From: C-to-G editing generates double-strand breaks causing deletion, transversion and translocation
a, Circos plots of genome-wide translocation junctions in cells treated with nCas9 or the indicated BEs. Translocation junctions were binned into 5-Mb regions (black bars) and plotted on a log scale; the orange line connects the on-target bait site with a Cas-OT prey hotspot, the green line connects the on-target bait site with a deaminase-OT prey hotspot. The middle number indicates unique translocation junctions from 3.6 million edited cells. b, Distribution of translocation junctions at Cas-OT hotspots of an sgEMX1 on-target bait in cells edited with the indicated BE. c, Translocation, H3K27Ac and transcription profiles at an AID deaminase-OT hotspot. Top: Translocation junctions are indicated by black bars from cells transfected with AID-CGBE or CGBE1. Middle (H3K27Ac and SE): The H3K27Ac ChIP-seq profile is shown in orange, and identified SEs are depicted below with orange bars. Bottom (PRO-seq): PRO-seq detected sense and antisense transcription are shown in blue and red, respectively. d, Enrichment of scattered translocation junctions at genomic regions associated with the indicated histone markers, open chromatin and transcription in cells transfected with AID-CGBE from the 4 baits. Each dot indicates average number of two biological replicates at the indicated locus. Mean ± SD of 4 sgRNA loci is shown. e, Relative motif enrichment in AID-CGBE-edited samples compared to that of random sampling of the human genome.
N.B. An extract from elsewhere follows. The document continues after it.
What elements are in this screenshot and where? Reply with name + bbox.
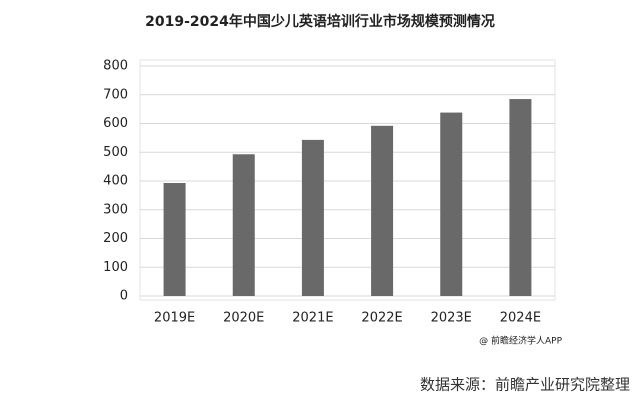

Each dot indicates average number of two biological replicates at the indicated locus. Mean ± SD of 4 sgRNA loci is shown. f, Substitution frequency (left) and C > G purity (right) of indicated pairs of synthetic sequences with and without palindromic deamination motif. The editing assay was performed in a 48-well plate format. Four independent replicates are shown. For boxplot, centre line indicates the median; box limits represent the upper and lower quartiles, and the whiskers represent minimum to maximum values. g, Substitution (upper) and deletion (lower) profile of CGBE1 on 5 pairs of synthetic sequences as shown in Fig. 1f. “TCAA” was applied as a control for “TCGA”. h, Percentage of sgRNAs containing palindromic motifs in the editing window. A total of 3040 potential CGBE-correcting loci were analysed. For Panels d and e, two-tailed one-sample t-test was performed. For Panel f, two-tailed Student’s paired t-test was applied. Source numerical data are available in source data.